We have been super-bullish on silver this year. The silver market is very volatile and has earned the nickname “the mule.” Silver does not behave in a predictable fashion. It often disappoints. But if you have the patience and mindset to ride the ups and downs, it will reward you handsomely.

Short-term, the silver market is controlled by JPMorgan and HSBC banks. They have been heavily “short” silver ever since we started buying it. You recently witnessed their “drive by shooting” of the silver market, smashing the price down from $50 an ounce to the low $30s. The mugging took place in broad daylight, right in front of the CFTC and they allowed the bullion banks to run ruff-shod over the paper silver market on the COMEX without any restraint.
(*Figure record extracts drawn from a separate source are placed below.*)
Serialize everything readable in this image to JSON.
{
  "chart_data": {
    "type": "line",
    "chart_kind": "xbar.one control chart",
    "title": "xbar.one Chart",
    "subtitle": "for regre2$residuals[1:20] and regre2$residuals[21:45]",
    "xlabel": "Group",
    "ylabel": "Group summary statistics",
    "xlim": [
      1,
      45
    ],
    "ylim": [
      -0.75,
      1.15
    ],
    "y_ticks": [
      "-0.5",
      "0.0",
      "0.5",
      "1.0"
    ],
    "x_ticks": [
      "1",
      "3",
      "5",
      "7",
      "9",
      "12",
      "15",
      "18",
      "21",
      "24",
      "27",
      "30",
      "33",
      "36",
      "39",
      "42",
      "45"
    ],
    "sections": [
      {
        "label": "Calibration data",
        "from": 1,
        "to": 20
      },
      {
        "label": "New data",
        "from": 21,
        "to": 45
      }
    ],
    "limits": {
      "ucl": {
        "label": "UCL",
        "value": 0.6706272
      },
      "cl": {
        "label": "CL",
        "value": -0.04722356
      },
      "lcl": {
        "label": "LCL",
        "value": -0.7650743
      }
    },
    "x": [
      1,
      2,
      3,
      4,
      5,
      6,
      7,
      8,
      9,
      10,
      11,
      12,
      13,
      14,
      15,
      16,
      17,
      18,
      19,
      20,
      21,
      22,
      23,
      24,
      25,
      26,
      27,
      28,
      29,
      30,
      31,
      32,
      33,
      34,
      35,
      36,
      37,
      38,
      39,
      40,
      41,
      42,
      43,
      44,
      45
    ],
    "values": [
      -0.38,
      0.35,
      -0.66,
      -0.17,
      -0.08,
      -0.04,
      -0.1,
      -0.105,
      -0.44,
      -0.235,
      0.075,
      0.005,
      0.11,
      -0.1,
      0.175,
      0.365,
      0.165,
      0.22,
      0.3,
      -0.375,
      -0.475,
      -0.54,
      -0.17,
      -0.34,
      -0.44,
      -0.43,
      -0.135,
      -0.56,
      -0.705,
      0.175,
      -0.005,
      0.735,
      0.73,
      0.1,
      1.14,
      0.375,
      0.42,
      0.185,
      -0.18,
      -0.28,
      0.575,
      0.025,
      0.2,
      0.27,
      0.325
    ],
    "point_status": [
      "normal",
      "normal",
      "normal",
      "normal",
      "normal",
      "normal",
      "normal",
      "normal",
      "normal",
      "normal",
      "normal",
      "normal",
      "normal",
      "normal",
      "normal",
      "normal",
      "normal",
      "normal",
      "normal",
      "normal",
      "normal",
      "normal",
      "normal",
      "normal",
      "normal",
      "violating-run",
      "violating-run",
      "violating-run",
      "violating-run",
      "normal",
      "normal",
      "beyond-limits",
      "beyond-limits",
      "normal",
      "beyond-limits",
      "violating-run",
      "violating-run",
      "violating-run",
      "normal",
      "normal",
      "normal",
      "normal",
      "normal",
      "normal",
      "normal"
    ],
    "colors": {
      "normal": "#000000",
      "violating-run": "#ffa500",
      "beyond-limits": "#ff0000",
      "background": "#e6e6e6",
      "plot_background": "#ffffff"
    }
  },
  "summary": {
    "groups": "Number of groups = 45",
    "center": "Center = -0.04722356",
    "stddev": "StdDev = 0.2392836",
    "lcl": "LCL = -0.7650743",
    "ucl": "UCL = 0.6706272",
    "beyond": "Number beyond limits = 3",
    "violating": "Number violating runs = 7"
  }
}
If you do not understand the reasons and mechanisms involved, you probably fled the silver market or are afraid to enter into it.
Big mistake!

As long as you own physical silver, paid for and not leveraged, you will come out on top. In fact, the Cartel has just presented you with an opportunity to buy silver at a big discount. You should thank them. We urge you again; do not own paper silver – no SLV!!! Buy coins or bars and take physical delivery. That is how you win this game.

The recent bear raid on silver has left many concerned about the sustainability of its historic run. Silver, being a relatively obscure market for most mainstream commentators, attracted much attention in the ensuing days following the May 1 takedown. Indeed, though the 30% drop in silver occurred over only four days, seemingly all eyes were on silver, with commentators who could’ve cared less about the silver market only a couple of months ago, suddenly tripping all over one another to make the bubble call. Silver bubble 2.0? Hardly.

Anyone who has been fortunate to have been invested in silver over the past few years would unfortunately be used to such blatant takedowns. The Chinese don’t call it the “Devil’s Metal” for no good reason. With so much talk these days about the risks of investing in silver, we think that perhaps it may be timely for us to weigh in on the matter. The silver market is riskier than ever, but for reasons the vast majority of pedestrian commentators have failed to grasp.

There is no doubt that speculative dollars have been flowing into the silver market. We note that in April record trading volumes were registered in the SLV, Comex futures, LBMA transfers, and the Shanghai Gold Exchange futures. In fact, converting the average daily trading volume in the aforementioned silver instruments to the amount of ounces of silver they are supposed to represent, there were on average, over 1.1 billion ounces worth of silver traded every day in the month of April. Truly a staggering number when contrasted against the actual amount of silver available for investment.

To wit, the world will only supply about 979 million ounces this year from mine and recycling of scrap, of which it is estimated that 657 million ounces will be used up for non-investment purposes. So in effect, that leaves roughly only 322 million ounces available this year for investment purposes. Converting to days (recall that at least 1.1 billion ounces traded each day) it leaves only about 1.3 million ounces per trading day of available supply. So, we are essentially trading the amount of physical silver actually available for investment, 891 times over each day! It really begs the question; just what are people trading in these markets?

Consider the largest and most prominent of those markets – the Comex, which we believe has owned an effective monopoly on silver price discovery for decades. In fact, the Comex churned over 800 million ounces of silver futures and options on average each day in April. Indeed, notwithstanding the massive but very opaque over-the-counter silver derivatives market, trading on the Comex dwarfs both the physical and the other (known) paper silver markets, combined. Despite its dynamics being relatively complex and generally not well understood by most, the world’s financial community continues to view trading on the Comex as representative of the fundamentals for the physical silver markets. A market built on a high amount of leverage, both the buyers and sellers of Comex futures and options contracts are able to establish a position in “silver” with pennies on the dollar in collateral and even more astonishingly, no physical silver backing the contracts at all.

Once again we urge you; do not own paper silver – no SLV!!! Buy coins or bars and take physical delivery. That is how you will win the game in the Silver Market.